Once she completed her degree, Sarker continued carrying out in-house research at Stepping Hill. Despite her busy work and family life, she kept seeking out new experiences, spending her holidays helping to build an orphanage in Uganda and getting involved in the world of amateur archaeology.

Uncovering the past

Sarker volunteered for the National Trust, travelling to St Kilda in the Outer Hebrides off the Scottish coast to work on archaeological sites. Despite having no initial experience, she threw herself into daily life on the island, saying that the people she met, and the teamwork necessary for the project, were the best part of the trip.

For her first trip, her group worked to uncover the lives of ancient people inhabiting St Kilda thousands of years ago. Whilst there, she came across a piece of patterned pottery in the dirt. She said, “I was so frightened I just ran from that area and went to the archaeologist to say that I’d found something”.

The experts let her dig it out under supervision, and it was later found to be thousands of years old. This pottery, alongside the team’s other findings, eventually ended up in the Glasgow museum.

She returned to the island in 2013, helping repair the buildings and clochán left behind in St Kilda’s 1930 evacuation. As well as undertaking these trips, Saker was part of the amateur Egyptology scene in Manchester, attending lectures and discussions.

St Kilda – ‘House of the Fairies’ souterrain. Photo: Rob Farrow @Geograph

Returning to the natural world

In 2004, Sarker retired to Darlington and decided to take up botany, refocusing her attention on the nature she’d so loved in her home country. She started attending field courses and studying her newfound interest, pursuing a qualification in field botany from the Royal Botanic Garden in Edinburgh.

“I was interested in the natural world during my time in Bangladesh, but I didn’t nurture it at all throughout my life. In the later part of my life, I decided to go back to this natural world again and just started exploring it”.

“I was completely engrossed with my work, my home life and my studies, and [then] that chapter was completely closed to me…and then it all started again!”

As part of her work, she travels to Upper Teesdale every Monday with a group to make botanical recordings, calling it “a treasure for botany”. Her group are assisting with measurements relating to the impact of climate change on the timing of flowering of plants and trees – known as phenological recordings.

Sarker also belongs to the Darlington and Teesdale Naturalist Field Club, which is 131 years old.  They go out twice a week to make recordings and send them to the Botanical Society of Britain and Ireland, alongside other Amateur Societies concerned with the protection of birds and animals.

The dandelion is Sarker’s favourite flower.
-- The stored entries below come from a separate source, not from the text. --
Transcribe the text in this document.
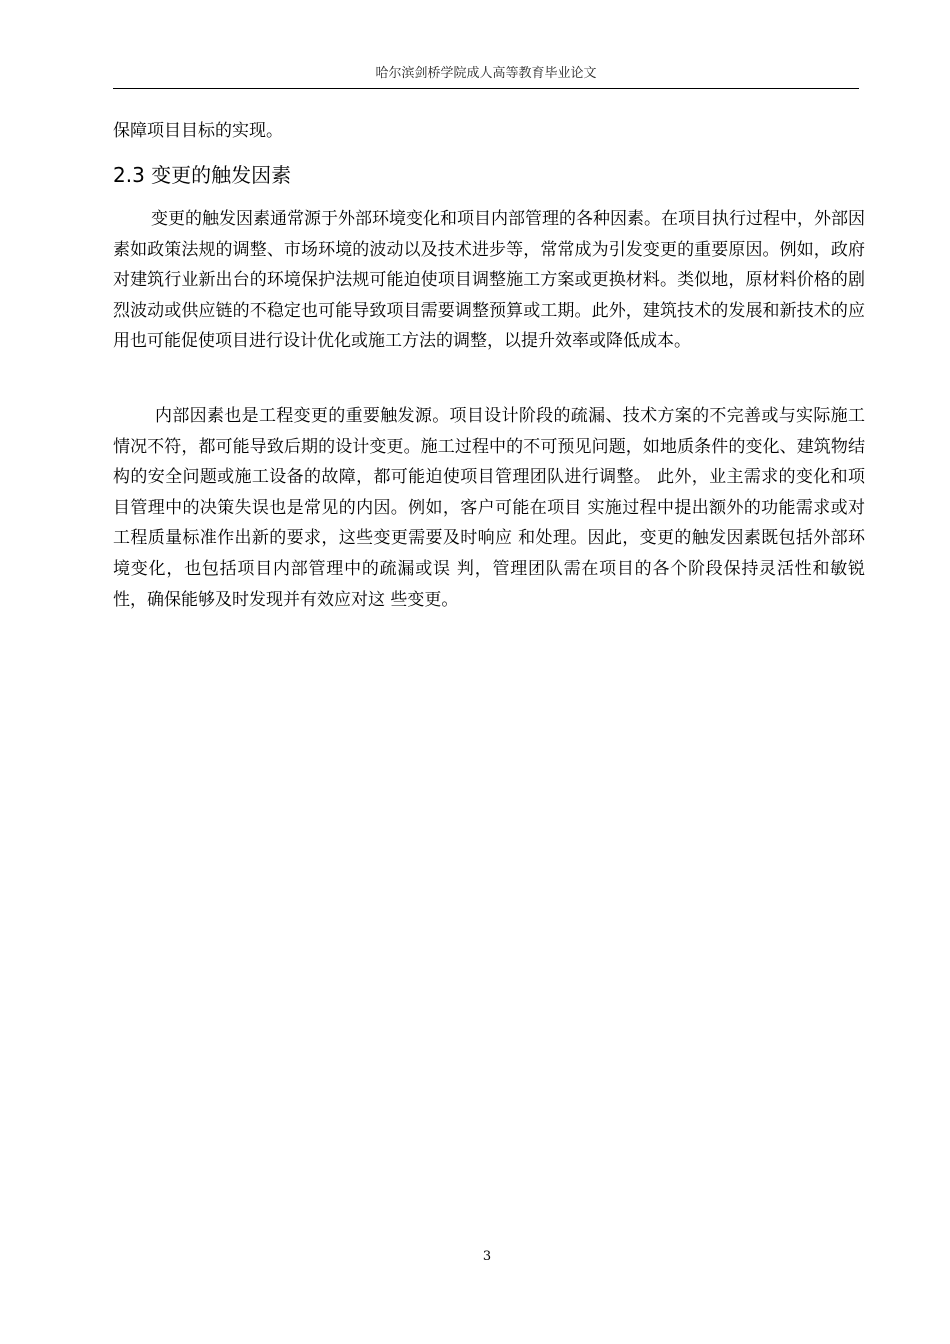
哈尔滨剑桥学院成人高等教育毕业论文

保障项目目标的实现。

2.3 变更的触发因素

变更的触发因素通常源于外部环境变化和项目内部管理的各种因素。在项目执行过程中，外部因素如政策法规的调整、市场环境的波动以及技术进步等，常常成为引发变更的重要原因。例如，政府对建筑行业新出台的环境保护法规可能迫使项目调整施工方案或更换材料。类似地，原材料价格的剧烈波动或供应链的不稳定也可能导致项目需要调整预算或工期。此外，建筑技术的发展和新技术的应用也可能促使项目进行设计优化或施工方法的调整，以提升效率或降低成本。

内部因素也是工程变更的重要触发源。项目设计阶段的疏漏、技术方案的不完善或与实际施工情况不符，都可能导致后期的设计变更。施工过程中的不可预见问题，如地质条件的变化、建筑物结构的安全问题或施工设备的故障，都可能迫使项目管理团队进行调整。 此外，业主需求的变化和项目管理中的决策失误也是常见的内因。例如，客户可能在项目 实施过程中提出额外的功能需求或对工程质量标准作出新的要求，这些变更需要及时响应 和处理。因此，变更的触发因素既包括外部环境变化，也包括项目内部管理中的疏漏或误 判，管理团队需在项目的各个阶段保持灵活性和敏锐性，确保能够及时发现并有效应对这 些变更。

3
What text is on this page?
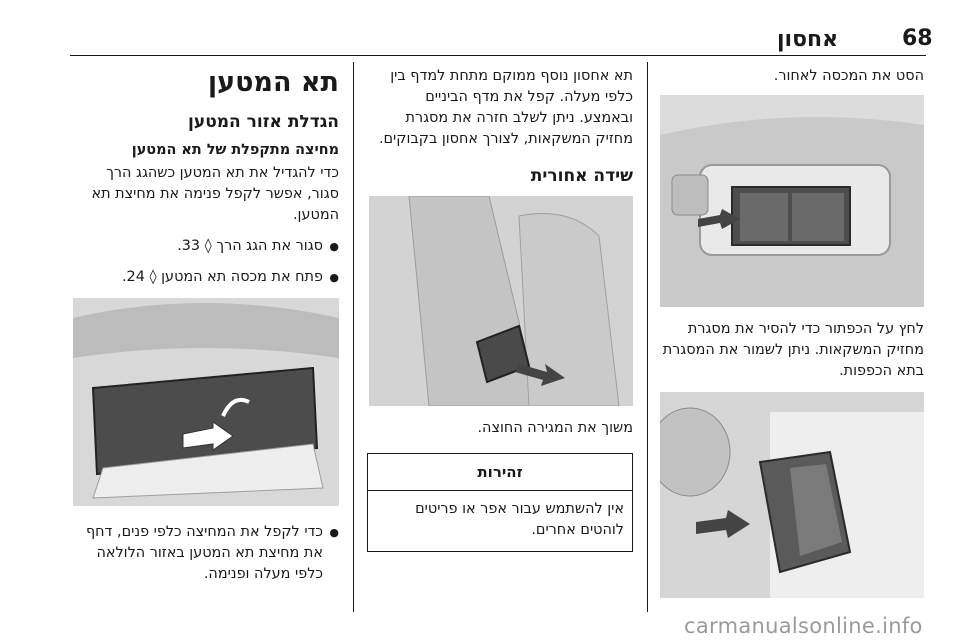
68
אחסון

הסט את המכסה לאחור.

לחץ על הכפתור כדי להסיר את מסגרת מחזיק המשקאות. ניתן לשמור את המסגרת בתא הכפפות.

תא אחסון נוסף ממוקם מתחת למדף בין כלפי מעלה. קפל את מדף הביניים ובאמצע. ניתן לשלב חזרה את מסגרת מחזיק המשקאות, לצורך אחסון בקבוקים.

שידה אחורית

משוך את המגירה החוצה.

זהירות
אין להשתמש עבור אפר או פריטים לוהטים אחרים.
תא המטען
הגדלת אזור המטען

מחיצה מתקפלת של תא המטען

כדי להגדיל את תא המטען כשהגג הרך סגור, אפשר לקפל פנימה את מחיצת תא המטען.

● סגור את הגג הרך ◊ 33.

● פתח את מכסה תא המטען ◊ 24.

● כדי לקפל את המחיצה כלפי פנים, דחף את מחיצת תא המטען באזור הלולאה כלפי מעלה ופנימה.

carmanualsonline.info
Photo: GT1976 @Wikimedia Commons

Striving for greater inclusion

From attending conferences, Sarker realised that there was no provision for blind and visually impaired people within botany, and so thought, “No, we’ve got to take them with us, for our botany, we’ve got to show them how to learn botany. They’re blind but they’ve got all their other senses”.

In 2018, she joined a group that organised walks for visually impaired people, and after receiving training, volunteered to add lessons in botany to their pre-existing walks. She taught them how to use their sense of touch to help them identify different plants and trees, and their progress in this proved to Sarker that they had been excluded from botany for far too long.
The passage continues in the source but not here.